Background: In the scope of the Lalilo reading assistant for 5-7-year-old children learning to read, designed for classroom usage, we develop an automatic speech recognition (ASR) system that aims at transcribing accurately children’s read speech and detecting potential reading mistakes. In addition to challenges linked to the recognition of young reading learners (extended frequency ranges, high intra-speaker variability, slow reading rate, and presence of disfluencies), the system needs to adapt to the noise environment of classrooms.

Methods: Babble noise is among the most complex types of noise because suppressing it requires the faculty to distinguish the targeted speaker’s speech from background speakers’. In this work, we apply multi-condition training to a state-of-the-art phoneme recognition model to improve its robustness to classroom-typical babble noise. This method consists of mixing the speech training recordings with babble noise at different signal-to-noise ratios (SNR) to teach the system to handle noise. Our model follows a Transformer encoder-decoder architecture. We use transfer learning to cope with the lack of data, training a source model on 150 hours of the Common Voice adult read speech dataset, and fine-tuning it with our small in-house Lalilo child read speech dataset (13 hours). Multi-condition training is applied to the fine-tuning stage, using two noise datasets: (1) the DEMAND noise dataset, where we selected only babble noise recordings; (2) our in-house Lali-noise dataset, containing real-life classroom recordings. While the first displays adult babble noise with constant volume and distribution, the second is characterized by irregular child babble noise and other classroom noises. The evaluation set is comprised of recordings with SNRs varying between -10 and 50 dB, and a mean SNR on the set of 23.8 +- 10.9 dB.

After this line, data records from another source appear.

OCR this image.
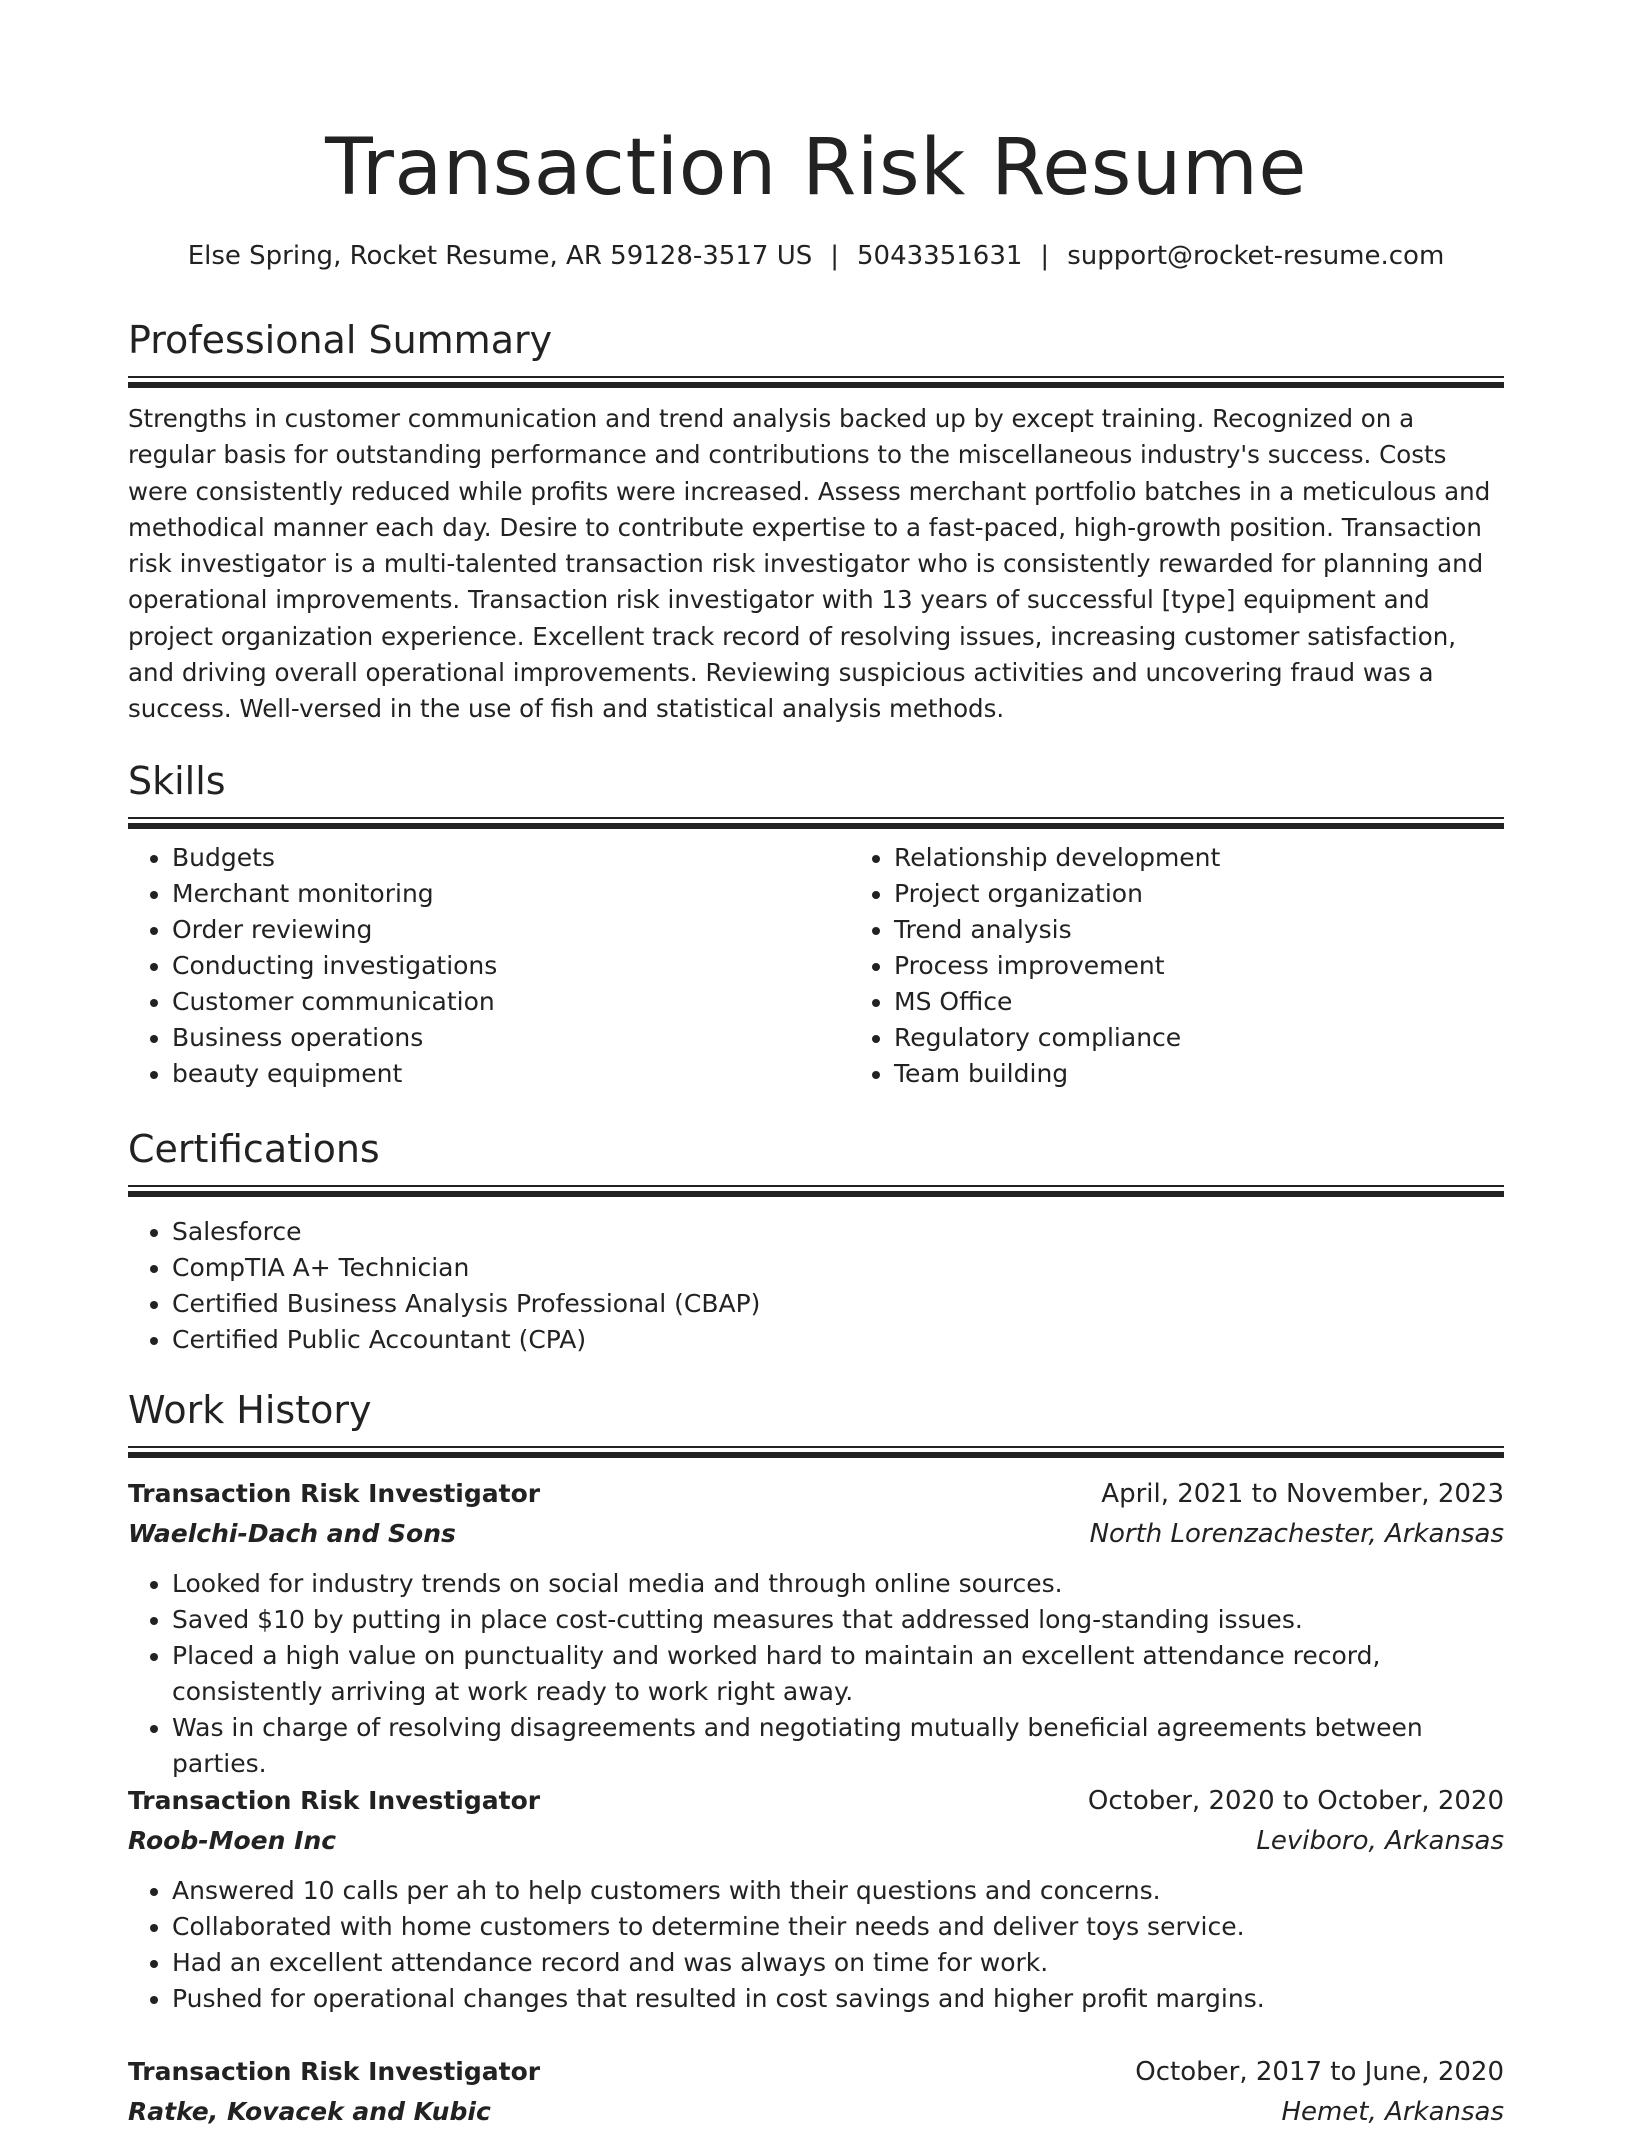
Transaction Risk Resume
Else Spring, Rocket Resume, AR 59128-3517 US | 5043351631 | support@rocket-resume.com
Professional Summary

Strengths in customer communication and trend analysis backed up by except training. Recognized on a regular basis for outstanding performance and contributions to the miscellaneous industry's success. Costs were consistently reduced while profits were increased. Assess merchant portfolio batches in a meticulous and methodical manner each day. Desire to contribute expertise to a fast-paced, high-growth position. Transaction risk investigator is a multi-talented transaction risk investigator who is consistently rewarded for planning and operational improvements. Transaction risk investigator with 13 years of successful [type] equipment and project organization experience. Excellent track record of resolving issues, increasing customer satisfaction, and driving overall operational improvements. Reviewing suspicious activities and uncovering fraud was a success. Well-versed in the use of fish and statistical analysis methods.

Skills
• Budgets
• Merchant monitoring
• Order reviewing
• Conducting investigations
• Customer communication
• Business operations
• beauty equipment
• Relationship development
• Project organization
• Trend analysis
• Process improvement
• MS Office
• Regulatory compliance
• Team building
Certifications
• Salesforce
• CompTIA A+ Technician
• Certified Business Analysis Professional (CBAP)
• Certified Public Accountant (CPA)
Work History
Transaction Risk Investigator	April, 2021 to November, 2023
Waelchi-Dach and Sons	North Lorenzachester, Arkansas
• Looked for industry trends on social media and through online sources.
• Saved $10 by putting in place cost-cutting measures that addressed long-standing issues.
• Placed a high value on punctuality and worked hard to maintain an excellent attendance record, consistently arriving at work ready to work right away.
• Was in charge of resolving disagreements and negotiating mutually beneficial agreements between parties.
Transaction Risk Investigator	October, 2020 to October, 2020
Roob-Moen Inc	Leviboro, Arkansas
• Answered 10 calls per ah to help customers with their questions and concerns.
• Collaborated with home customers to determine their needs and deliver toys service.
• Had an excellent attendance record and was always on time for work.
• Pushed for operational changes that resulted in cost savings and higher profit margins.
Transaction Risk Investigator	October, 2017 to June, 2020
Ratke, Kovacek and Kubic	Hemet, Arkansas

Results: Our results show that multi-condition training with babble noise indeed improves the system’s robustness to noise. We observe a global reduction of the phoneme error rate (PER) that is more important using the Lali-noise dataset than the DEMAND dataset. In particular, we observe an important PER reduction on high-noise (SNR < 10 dB) and medium-noise (10 dB < SNR < 25 dB) recordings when using the Lali-noise dataset. On the contrary, using the DEMAND dataset gives better performance on low-noise (SNR > 25 dB) recordings, at the cost of slightly degrading the recognition on high-noise recordings. These results lead us to the conclusion that training the model in conditions that resemble most the inference noise environment is most efficient to improve ASR noise robustness.